Around to Mars in 40 Days
NASA has recently announced an ion drive with sufficient thrust to get a spaceship to Mars in 40 days.
Let’s admit that is fast. Chemical rockets can get a spaceship to 5kms or so, this new ion drive can get a ship to 25kms. That’s as fast as a meteor, pretty much.
With that speed the millions of miles to Mars tick away like clicks on a clock, and 40 days later the ship enters Mars orbit. Ideally with a full load of cargo and enough people to make the trip worthwhile for research, or if Elon Musk has his way, colonization.
So the hype of course if for Mars. But imagine this engine used for a few different things.
A ship in permanent use in space, transferring cargo and colonists to Lunar orbit for transfer to a Moon colony. The trip would be much faster than the Apollo missions, I’d think, although I’m not about to do that math right now. Even a chemical rocket gets to the moon in a few days, this engine might allow a ship to travel back and forth to the Moon in hours. That’s the sort of thing that makes Lunar tourism a possibility, although only for the rich. It still takes a chemical rocket to launch from the surface of the Earth to LEO (Low Earth Orbit).
Or how about Titan? Colonizing Titan makes way more sense than colonizing Mars when you study the opportunities of the Red Planet and the Yellow Moon. The trip to Titan will be reduced to months instead of years. I also suspect (but haven’t looked up) that fuel for the ion drives (Xenon if memory serves) is probably much more available on Titan.
This engine opens up the solar system if we’re actually interested. That remains to be seen. I hope we are, I just wish I was young enough to be part of it.
Thanks, NASA, for giving me hope that there will be American flags in space once again.

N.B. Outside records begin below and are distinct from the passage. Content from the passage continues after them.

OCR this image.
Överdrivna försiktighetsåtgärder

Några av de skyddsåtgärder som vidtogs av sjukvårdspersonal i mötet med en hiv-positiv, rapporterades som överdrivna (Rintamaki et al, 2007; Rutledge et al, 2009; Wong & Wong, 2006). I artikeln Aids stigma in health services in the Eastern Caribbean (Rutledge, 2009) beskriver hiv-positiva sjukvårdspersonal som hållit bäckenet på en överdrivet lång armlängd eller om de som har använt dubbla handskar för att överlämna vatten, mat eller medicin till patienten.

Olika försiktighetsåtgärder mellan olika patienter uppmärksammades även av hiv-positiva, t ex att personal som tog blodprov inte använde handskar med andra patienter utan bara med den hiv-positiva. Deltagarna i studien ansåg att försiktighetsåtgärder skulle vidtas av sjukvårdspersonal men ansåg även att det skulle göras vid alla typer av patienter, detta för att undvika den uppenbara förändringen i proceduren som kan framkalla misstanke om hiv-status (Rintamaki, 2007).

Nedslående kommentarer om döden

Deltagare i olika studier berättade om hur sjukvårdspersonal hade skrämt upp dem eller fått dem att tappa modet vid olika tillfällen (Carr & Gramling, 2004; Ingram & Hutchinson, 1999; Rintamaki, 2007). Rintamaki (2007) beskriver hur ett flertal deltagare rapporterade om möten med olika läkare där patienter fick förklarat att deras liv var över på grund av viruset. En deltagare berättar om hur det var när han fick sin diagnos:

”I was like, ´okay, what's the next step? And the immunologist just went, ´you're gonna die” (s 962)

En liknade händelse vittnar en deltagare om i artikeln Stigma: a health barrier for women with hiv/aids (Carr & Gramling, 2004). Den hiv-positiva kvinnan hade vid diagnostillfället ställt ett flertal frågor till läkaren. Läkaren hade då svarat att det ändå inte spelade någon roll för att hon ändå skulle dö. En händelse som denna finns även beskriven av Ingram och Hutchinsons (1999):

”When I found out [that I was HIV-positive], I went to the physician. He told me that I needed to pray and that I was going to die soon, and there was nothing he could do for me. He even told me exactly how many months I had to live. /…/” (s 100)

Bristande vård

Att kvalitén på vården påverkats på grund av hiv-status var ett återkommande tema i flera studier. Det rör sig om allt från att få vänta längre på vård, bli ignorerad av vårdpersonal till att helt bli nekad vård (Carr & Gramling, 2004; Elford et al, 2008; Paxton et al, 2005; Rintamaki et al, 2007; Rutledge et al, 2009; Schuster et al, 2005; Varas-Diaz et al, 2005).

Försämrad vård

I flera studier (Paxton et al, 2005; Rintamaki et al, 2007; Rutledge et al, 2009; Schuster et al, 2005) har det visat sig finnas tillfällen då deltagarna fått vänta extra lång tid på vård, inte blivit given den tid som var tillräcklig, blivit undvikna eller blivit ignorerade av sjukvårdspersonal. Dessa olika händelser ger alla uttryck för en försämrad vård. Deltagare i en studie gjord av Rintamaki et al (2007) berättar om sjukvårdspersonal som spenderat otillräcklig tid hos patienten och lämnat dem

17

The story that started this post: http://www.thespaceacademy.org/2017/10/nasas-new-ion-thruster-breaks-records.html
Side note, did you see that story about the extra-solar comet?
https://phys.org/news/2017-10-astronomers-capture-solar.html
I did. I posted about that on the Facebook page for my series today. How cool is that? The first small object passing through we know has to be extrasolar. Very awesome.
very awesome. Wish we could have sent something out to it for a sample.
Exactly what I said in my post. To get a feel for the variance of extrasolar chemistry, in the sense of composition anyway, would be useful.